Se nell’Inferno Dante deve scendere fino al centro della terra, dov’è conficcato Lucifero in seguito alla sua ribellione a Dio, nel Purgatorio si tratta di salire fino a riacquistare la perduta innocenza dell’Eden, spogliandosi, girone dopo girone, delle inclinazioni ai peccati (i sette vizi capitali) attraverso la penitenza e la preghiera. La presenza di quest’ultima è rilevante in tutto il Purgatorio, a tal punto che si è definita la poesia della seconda cantica la più “liturgica” delle tre.

Si legge nell’Enciclopedia Dantesca: “Sulla via dell’anima che si libera dal peccato e tende, attraverso la purificazione, alla visione di Dio, la preghiera è uno dei mezzi più efficaci. Mentre nel regno senza speranza la preghiera affiora appena qua e là, le due altre cantiche sono tutte pervase dallo spirito della preghiera, soprattutto il Purgatorio, dove le anime, nell’ansia di diventare più degne dell’ascesa verso Dio, pregano quasi senza tregua”. Quasi come in un contrappasso psicologico e dell’anima, parallelo a quello brutale dell’Inferno, le parole stesse delle orazioni, mentre infondono forza e vigore per continuare il viaggio di purificazione, allo stesso tempo correggono le inclinazioni legate alla vita sulla terra. Per esempio, le anime dei superbi recitano il Padre nostro:

«O Padre nostro, che ne’ cieli stai,
non circunscritto, ma per più amore
ch’ai primi effetti di là sù tu hai,

laudato sia ‘l tuo nome e ‘l tuo valore
da ogni creatura, com’è degno
di render grazie al tuo dolce vapore» (Purg. XI, vv. 1-6).

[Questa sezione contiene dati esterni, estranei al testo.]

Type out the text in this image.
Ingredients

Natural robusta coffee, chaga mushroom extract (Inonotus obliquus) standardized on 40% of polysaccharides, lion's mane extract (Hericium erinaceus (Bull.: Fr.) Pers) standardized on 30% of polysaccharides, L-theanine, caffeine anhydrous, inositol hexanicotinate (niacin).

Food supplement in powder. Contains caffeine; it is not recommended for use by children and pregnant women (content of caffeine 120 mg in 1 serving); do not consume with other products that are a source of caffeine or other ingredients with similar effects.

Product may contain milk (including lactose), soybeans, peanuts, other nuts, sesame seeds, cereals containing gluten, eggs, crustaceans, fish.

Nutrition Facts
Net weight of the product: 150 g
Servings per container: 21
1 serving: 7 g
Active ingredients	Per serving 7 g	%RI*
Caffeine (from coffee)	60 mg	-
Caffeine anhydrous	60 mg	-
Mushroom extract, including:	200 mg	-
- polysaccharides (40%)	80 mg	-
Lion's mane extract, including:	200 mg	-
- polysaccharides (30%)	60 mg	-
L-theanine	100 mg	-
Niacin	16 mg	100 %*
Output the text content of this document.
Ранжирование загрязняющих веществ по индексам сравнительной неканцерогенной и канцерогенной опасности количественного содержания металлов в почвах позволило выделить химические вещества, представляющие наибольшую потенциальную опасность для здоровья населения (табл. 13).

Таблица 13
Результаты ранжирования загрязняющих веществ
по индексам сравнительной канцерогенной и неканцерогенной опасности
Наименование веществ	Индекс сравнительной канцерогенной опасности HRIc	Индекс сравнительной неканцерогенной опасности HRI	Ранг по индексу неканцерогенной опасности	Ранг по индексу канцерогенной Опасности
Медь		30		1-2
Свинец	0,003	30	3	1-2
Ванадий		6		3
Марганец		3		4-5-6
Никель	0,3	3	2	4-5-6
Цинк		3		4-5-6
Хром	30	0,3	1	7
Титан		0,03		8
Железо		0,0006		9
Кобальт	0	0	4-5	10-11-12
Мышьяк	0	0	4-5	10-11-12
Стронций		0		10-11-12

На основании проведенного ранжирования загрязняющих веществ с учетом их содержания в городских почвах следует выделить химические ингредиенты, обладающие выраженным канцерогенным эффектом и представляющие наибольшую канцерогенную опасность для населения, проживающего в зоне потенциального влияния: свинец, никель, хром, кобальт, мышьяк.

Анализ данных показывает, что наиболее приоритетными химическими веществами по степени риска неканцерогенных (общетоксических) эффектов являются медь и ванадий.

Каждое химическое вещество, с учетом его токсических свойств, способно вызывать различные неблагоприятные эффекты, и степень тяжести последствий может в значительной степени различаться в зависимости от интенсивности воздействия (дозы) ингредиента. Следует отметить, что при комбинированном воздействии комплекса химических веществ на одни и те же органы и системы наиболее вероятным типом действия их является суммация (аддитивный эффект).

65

Se sulla terra i superbi si compiacevano solo di se stessi, ora riconoscono la grandezza di Dio a cui si indirizzano gli insistenti aggettivi possessivi di seconda persona («tuo») e il soggetto «tu» dei verbi, e già l’atto stesso del pregare rivela un esodo dal proprio io perché precarius (da cui, non a caso, deriva il termine preghiera). Ad essere lodato è il nome di Dio e non più il loro, che nella vita terrena era stato oggetto di vanità, onore e gloria destinate a svanire come l’erba che germoglia e secca:

«la vostra nominanza è color d’erba,

che viene e va, e quei la discolora

per cui ella esce de la terra acerba» (Purg. XI, 115-7).

La loro preghiera cosi continua ai vv. 7-15 del medesimo Canto:

«Vegna ver’ noi la pace del tuo regno,
ché noi ad essa non potem da noi,
s’ella non vien, con tutto nostro ingegno.

Come del suo voler li angeli tuoi

fan sacrificio a te, cantando osanna,

cosi facciano li uomini de’ suoi.

Dà oggi a noi la cotidiana manna,

senza la qual per questo aspro diserto

a retro va chi più di gir s’affanna».

I penitenti riconoscono che la pace può solamente discendere dall’alto ed essere accolta come dono di Dio, non potendo essere frutto dell’ingegno umano. Alla propria volontà, ritiene Dante, si deve anteporre quella divina: solo così la vita dell’uomo non rischia di indietreggiare e accartocciarsi su se stessa piuttosto che avanzare e progredire.